Lo aveva lasciato andare da Ramah. — La città così chiamata era della tribù di Beniamino ( Giosuè 18:25 ), a circa sei miglia da Gerusalemme, e conserva il suo antico nome nella forma Er-Ram. Fu usato in questa occasione come deposito per i prigionieri che vi venivano portati da Gerusalemme, in attesa degli ordini di Nebuzaradan per la loro definitiva disposizione.

Il capitano della guardia e il profeta, a quanto pare, non si erano mai incontrati prima, e quest'ultimo era stato portato in catene (letteralmente, manette, catene allacciate ai polsi, Geremia 40:4 ), come gli altri prigionieri.

(2–4) Il Signore tuo Dio... — È significativo che il generale caldeo parli come se riconoscesse Geova come il Dio d'Israele, e la missione del profeta da lui. Tale riconoscimento, tuttavia, non implicava altro che la convinzione del politeista, che ogni nazione avesse la propria divinità custode. Troviamo un linguaggio simile, sebbene parlato con un tono di sarcasmo, proveniente anche dalle labbra di Rab-shakeh ( 2 Re 18:25 ).
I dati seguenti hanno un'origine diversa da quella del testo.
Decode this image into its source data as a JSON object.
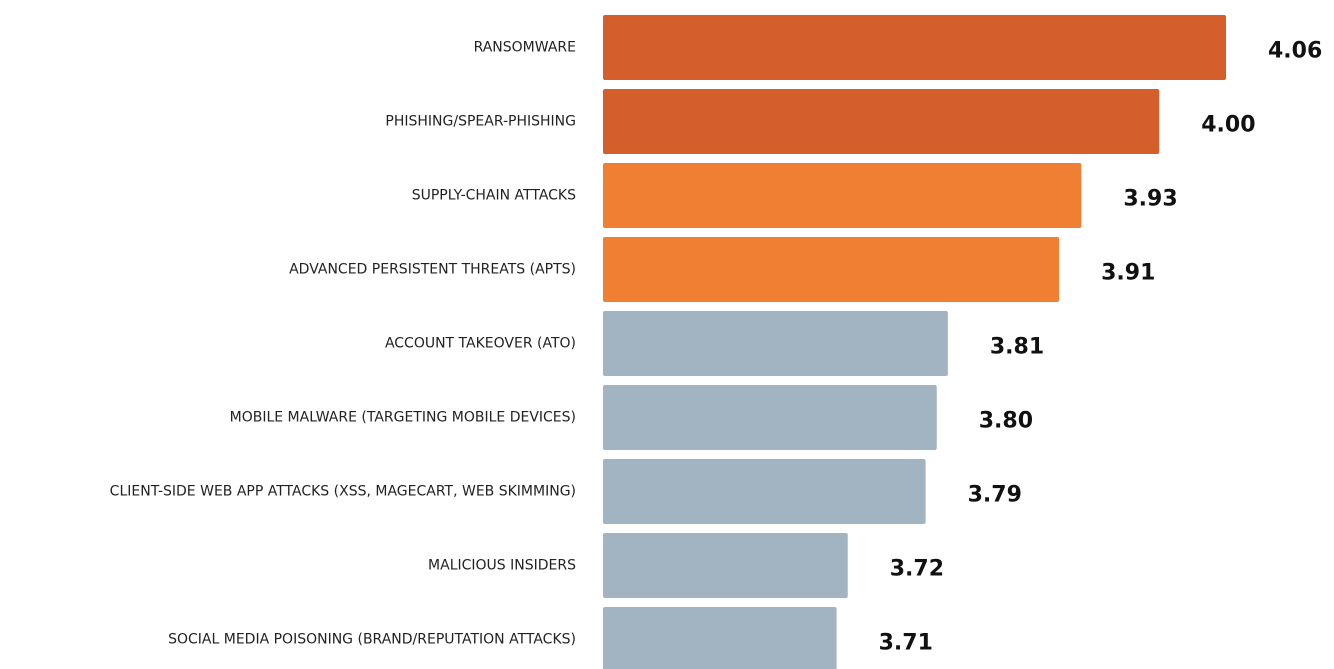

Come profeta, tuttavia, Geremia è trattato con notevole rispetto, in parte, forse, a causa della politica che aveva sostenuto; in parte, forse, all'influenza di uomini come Daniele e i suoi amici a Babilonia — e offrì la possibilità di andare, con la promessa di un trattamento onorevole. a quella città, dalla quale però si presume che non ritornerà, né resterà in Giudea, per andare dove vorrà. Il profeta sceglie ovviamente la seconda alternativa, ma prima di agire su di essa un altro piano viene in mente a Nebuzar-adan.